Jeff Pike, dean of Art and current chair of the Sam Fox School Executive Committee, and Sabine Eckmann, director of the Kemper Art Museum, also served on the advisory committee.
Eckmann noted that Colangelo was founding director of Georgia’s Ideas for Creative Exploration, which promotes “innovative, multidisciplinary projects and advanced research in the arts through publications, performances and exhibitions.”
Pike added, “At Georgia, Carmon effectively built new interdisciplinary initiatives while strengthening both the faculty and the graduate program. We look forward to working with him.”
About Carmon Colangelo
Colangelo is a widely exhibited artist known for large mixed-media prints that combine digital and traditional processes.
Over the past decade, Colangelo’s work has been featured in 15 solo shows and dozens of group exhibitions in Argentina, Canada, England, Italy, Korea, Mexico, Puerto Rico and across the United States. His work has been collected by many of the nation’s leading museums, including the National Museum of American Art in Washington, D.C., the Whitney Museum of American Art in New York and the Fogg Art Museum at Harvard University.
Born in Toronto, Colangelo earned a bachelor of fine arts degree in printmaking and painting from the University of Windsor in Ontario in 1981 and a master of fine arts degree in printmaking from Louisiana State University in 1983.

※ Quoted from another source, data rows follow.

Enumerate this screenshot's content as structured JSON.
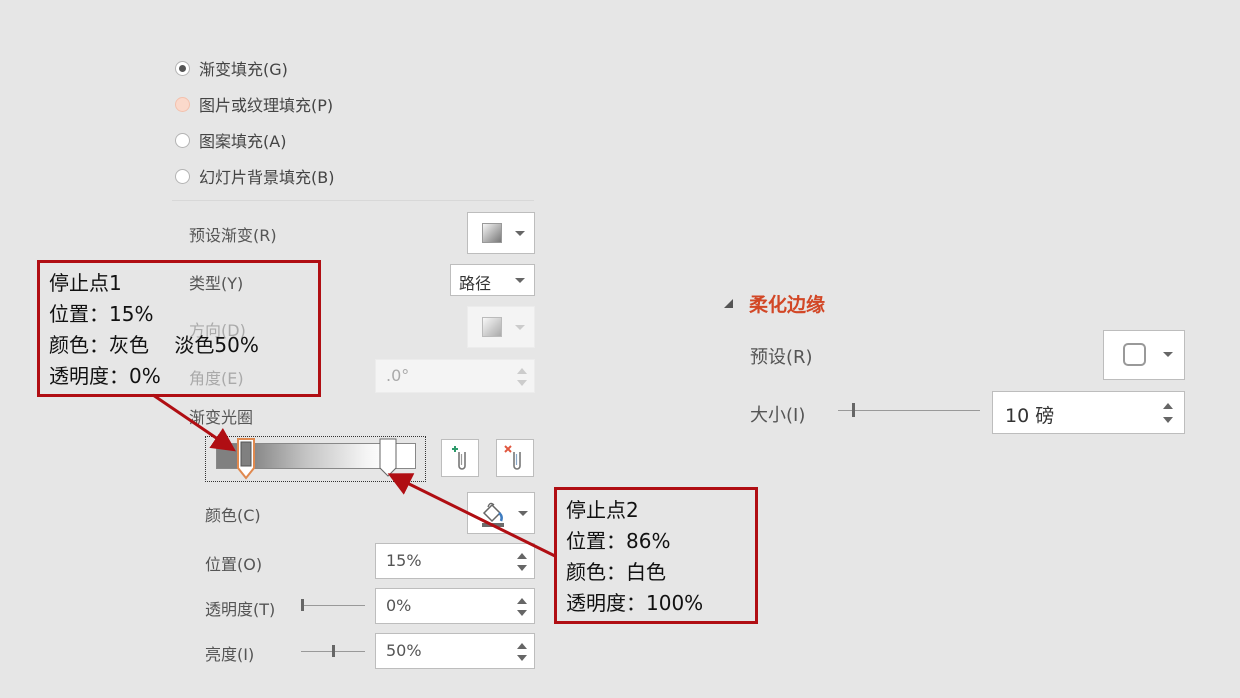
{
  "fill_options": [
    {
      "label": "渐变填充(G)",
      "selected": true
    },
    {
      "label": "图片或纹理填充(P)",
      "selected": false,
      "hovered": true
    },
    {
      "label": "图案填充(A)",
      "selected": false
    },
    {
      "label": "幻灯片背景填充(B)",
      "selected": false
    }
  ],
  "gradient": {
    "preset_label": "预设渐变(R)",
    "type_label": "类型(Y)",
    "type_value": "路径",
    "direction_label": "方向(D)",
    "angle_label": "角度(E)",
    "angle_value": ".0°",
    "stops_label": "渐变光圈",
    "stops": [
      {
        "position": 15,
        "selected": true
      },
      {
        "position": 86,
        "selected": false
      }
    ],
    "add_stop_icon": "add-gradient-stop-icon",
    "remove_stop_icon": "remove-gradient-stop-icon",
    "color_label": "颜色(C)",
    "color_icon": "paint-bucket-icon",
    "position_label": "位置(O)",
    "position_value": "15%",
    "transparency_label": "透明度(T)",
    "transparency_value": "0%",
    "transparency_slider": 0,
    "brightness_label": "亮度(I)",
    "brightness_value": "50%",
    "brightness_slider": 50
  },
  "soft_edges": {
    "title": "柔化边缘",
    "title_color": "#d24726",
    "preset_label": "预设(R)",
    "size_label": "大小(I)",
    "size_value": "10 磅",
    "size_slider": 10
  },
  "callouts": {
    "stop1": [
      "停止点1",
      "位置：15%",
      "颜色：灰色    淡色50%",
      "透明度：0%"
    ],
    "stop2": [
      "停止点2",
      "位置：86%",
      "颜色：白色",
      "透明度：100%"
    ],
    "color": "#b00e13"
  }
}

From 1984-1996, Colangelo headed the printmaking department at West Virginia University and was named chair of the Division of Art in 1993.
In 1997, he became director of the Lamar Dodd School, which encompasses approximately 1,000 undergraduate and 90 graduate art majors. He was named a distinguished research professor in 2003.
Under Colangelo’s direction, the Lamar Dodd School started a significant visiting artist scholar series; recruited more than two dozen full-time faculty and staff positions; increased graduate and teaching assistantships by more than 50 percent; and renovated the recently named John D. Kehoe Center, a 13th-century monastery in Cortona, Italy, for its study abroad program.
U.S. News & World Report ranks the school’s M.F.A. program among the top 21 in the nation and the printmaking program among the top three.
Colangelo and his wife, Susan, have three daughters: Jessica, 19, Ashley, 17, and Chelsea, 11.